Hello, fellow musicians! I am self-taught on piano & keyboards (53 years), drums (47 years), bass (45 years) and guitars (40 years). I started playing in bars with adults years before I was old enough to get in to drink! I played mostly bass in groups through the '70s, until my bass got stolen. I got a Les Paul Custom, too, and it was also stolen. Six years ago, I bought a Korg M50 keyboard workstation, and I've been playing that exclusively since, for my own amusement. I don't know any musicians anymore.
I gave up on the dream of making records and getting on the radio. Now there is no radio format to play what I write, and I couldn't go on tour, as everything I've recorded was me playing all the instruments. The more I learned about the music industry, the less I wanted to be a part of it. It has screwed over a lot of people, and I couldn't be another one of them. I still play because I can. I don't know how to shut it off.

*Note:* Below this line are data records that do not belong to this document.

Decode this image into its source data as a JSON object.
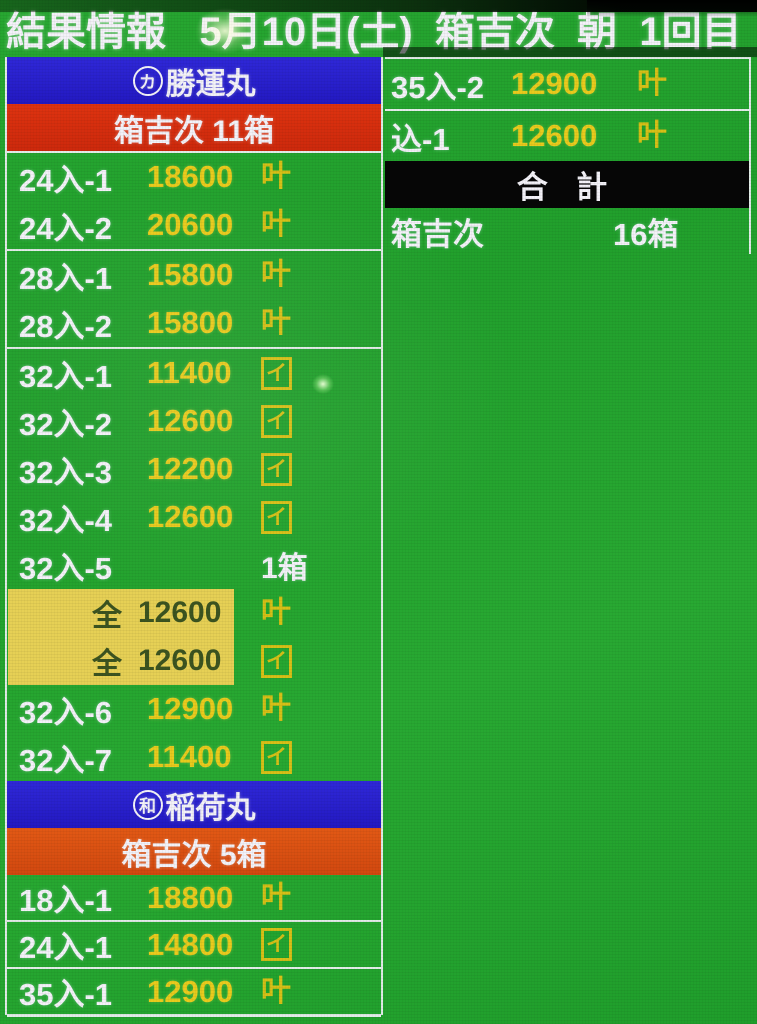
{
  "header": {
    "title": "結果情報   5月10日(土)  箱吉次  朝  1回目"
  },
  "marks": {
    "kano": "叶",
    "boxed_i": "イ"
  },
  "colors": {
    "background_green": "#23a22e",
    "bar_blue": "#2822cf",
    "bar_red": "#da2b0e",
    "bar_orange": "#dc4f13",
    "price_yellow": "#e9cb1d",
    "highlight_yellow": "#e6d055",
    "total_bar_black": "#060606",
    "separator_white": "#e2ece8"
  },
  "left_panel": {
    "section1": {
      "mark": "カ",
      "vessel": "勝運丸",
      "subheader": "箱吉次 11箱",
      "rows": [
        {
          "label": "24入-1",
          "price": "18600"
        },
        {
          "label": "24入-2",
          "price": "20600"
        },
        {
          "label": "28入-1",
          "price": "15800"
        },
        {
          "label": "28入-2",
          "price": "15800"
        },
        {
          "label": "32入-1",
          "price": "11400"
        },
        {
          "label": "32入-2",
          "price": "12600"
        },
        {
          "label": "32入-3",
          "price": "12200"
        },
        {
          "label": "32入-4",
          "price": "12600"
        },
        {
          "label": "32入-5",
          "count": "1箱"
        },
        {
          "label": "全",
          "price": "12600"
        },
        {
          "label": "全",
          "price": "12600"
        },
        {
          "label": "32入-6",
          "price": "12900"
        },
        {
          "label": "32入-7",
          "price": "11400"
        }
      ]
    },
    "section2": {
      "mark": "和",
      "vessel": "稲荷丸",
      "subheader": "箱吉次 5箱",
      "rows": [
        {
          "label": "18入-1",
          "price": "18800"
        },
        {
          "label": "24入-1",
          "price": "14800"
        },
        {
          "label": "35入-1",
          "price": "12900"
        }
      ]
    }
  },
  "right_panel": {
    "rows": [
      {
        "label": "35入-2",
        "price": "12900"
      },
      {
        "label": "込-1",
        "price": "12600"
      }
    ],
    "total_title": "合 計",
    "total_label": "箱吉次",
    "total_value": "16箱"
  }
}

Mainly, I am committed to learning how to play songs I didn't think I could play. I have a whole arsenal of vintage keyboard sounds in the M50, and if I need a Fender Rhodes suitcase with Mutron wah and phase shifting, or a Hohner Clavinet or a Wurlitzer electric piano or any number of organ sounds, they're right here on a button. So I have a blast playing songs with instruments I could never have afforded to amass individually. I've spent the last few years trying to decipher the Donald Fagen Secret Chord Progression method. I've made some headway, but I'm never going to understand music on his level. In fact, he is one of the people who I hear playing and ask myself why I even bother. Robert Fripp is another.